Since the onset of the pandemic, title and settlement professionals rapidly adapted their processes to meet the needs of their customers and to continue facilitating safe and secure closings. Since 2019, the number of companies offering digital closings has increased 228% compared to 2019, according to ALTA’s 2021 Digital Closing Survey. The survey of 300 title professionals showed that 46% offered digital closings in 2020 during the COVID-19 pandemic. Prior to the health crisis, a 2019 survey showed that 14% of companies offered digital closings two years ago.

This type of technology has helped decrease closing time due to the number of documents signed ahead of time, while 43% reported cost savings. Implementing this type of closing technology comes with a cost, however. The average expense to implement remote online notarization (RON)—including software, equipment, and training—was just under $30,000 per office, according to ALTA’s survey.

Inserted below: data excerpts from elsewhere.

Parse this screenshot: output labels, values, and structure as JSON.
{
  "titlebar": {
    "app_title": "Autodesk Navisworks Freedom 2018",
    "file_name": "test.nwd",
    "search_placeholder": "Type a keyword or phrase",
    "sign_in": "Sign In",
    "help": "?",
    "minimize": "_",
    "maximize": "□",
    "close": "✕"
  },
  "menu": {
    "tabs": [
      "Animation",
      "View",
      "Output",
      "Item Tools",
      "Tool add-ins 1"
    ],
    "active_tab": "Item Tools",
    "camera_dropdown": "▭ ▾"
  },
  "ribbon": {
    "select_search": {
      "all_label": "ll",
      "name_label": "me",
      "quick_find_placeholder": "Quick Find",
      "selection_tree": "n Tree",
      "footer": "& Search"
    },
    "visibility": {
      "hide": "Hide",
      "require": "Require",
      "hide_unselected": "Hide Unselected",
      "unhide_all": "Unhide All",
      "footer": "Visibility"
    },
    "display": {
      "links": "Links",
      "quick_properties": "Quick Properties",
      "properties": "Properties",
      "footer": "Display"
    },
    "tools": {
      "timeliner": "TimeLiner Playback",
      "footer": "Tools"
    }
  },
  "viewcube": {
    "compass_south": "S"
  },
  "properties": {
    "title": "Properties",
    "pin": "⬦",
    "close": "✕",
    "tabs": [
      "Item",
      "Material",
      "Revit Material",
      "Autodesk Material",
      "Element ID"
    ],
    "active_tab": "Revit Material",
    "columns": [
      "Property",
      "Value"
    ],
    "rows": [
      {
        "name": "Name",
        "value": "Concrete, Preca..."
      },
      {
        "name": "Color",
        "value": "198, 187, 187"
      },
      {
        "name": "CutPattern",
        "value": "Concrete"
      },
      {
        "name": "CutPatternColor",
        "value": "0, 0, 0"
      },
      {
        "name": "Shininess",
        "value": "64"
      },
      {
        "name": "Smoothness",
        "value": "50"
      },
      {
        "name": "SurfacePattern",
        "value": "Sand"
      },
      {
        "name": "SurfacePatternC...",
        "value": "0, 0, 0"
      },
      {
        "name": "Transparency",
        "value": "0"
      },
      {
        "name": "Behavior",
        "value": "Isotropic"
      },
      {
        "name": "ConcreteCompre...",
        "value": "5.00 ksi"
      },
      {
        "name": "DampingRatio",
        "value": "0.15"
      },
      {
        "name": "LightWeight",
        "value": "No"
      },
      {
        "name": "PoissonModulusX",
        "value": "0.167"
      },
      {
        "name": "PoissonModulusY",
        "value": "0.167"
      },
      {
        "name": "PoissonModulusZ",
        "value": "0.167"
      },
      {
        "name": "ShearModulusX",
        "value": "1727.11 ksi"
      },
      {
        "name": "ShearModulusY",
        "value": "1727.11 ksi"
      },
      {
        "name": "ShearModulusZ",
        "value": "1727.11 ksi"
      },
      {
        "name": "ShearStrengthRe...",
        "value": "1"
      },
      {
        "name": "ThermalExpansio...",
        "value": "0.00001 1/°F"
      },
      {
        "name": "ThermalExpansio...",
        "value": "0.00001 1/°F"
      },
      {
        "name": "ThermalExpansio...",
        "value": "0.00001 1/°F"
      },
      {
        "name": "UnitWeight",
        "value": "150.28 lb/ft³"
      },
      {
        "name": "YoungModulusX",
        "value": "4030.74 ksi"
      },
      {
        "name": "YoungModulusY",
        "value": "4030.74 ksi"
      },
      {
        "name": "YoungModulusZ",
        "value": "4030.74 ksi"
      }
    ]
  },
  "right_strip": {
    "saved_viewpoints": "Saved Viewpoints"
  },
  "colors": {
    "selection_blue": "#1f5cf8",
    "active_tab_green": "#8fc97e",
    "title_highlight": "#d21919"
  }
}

Despite significant growth in digital closings, an overwhelming majority of business continues to be conducted with paper. According to the survey, nearly 85% of respondents reported that all their closings were paper-based, while nearly 5% were fully digital. There is significant opportunity in the digital closing space as RON has proven to be a convenient alternative to traditional in-person notarization for all consumers, but it is especially beneficial to those who are unable to easily travel to access notarial services, serve in the military overseas or have time constraints. ALTA members are leading the way in providing digital closing options that serve today’s consumer.

Key Takeaways

  • The title insurance industry generated $19.1 billion in title insurance premiums through the first nine months of 2021. This is the best-performing year on record as title premium volume is up 43.1% compared with the same period a year ago.
  • Employment opportunities currently abound within the industry, and nearly 70% of the current industry workforce is comprised of women—providing an abundance of career paths to new, career-transitioning, and returning workers.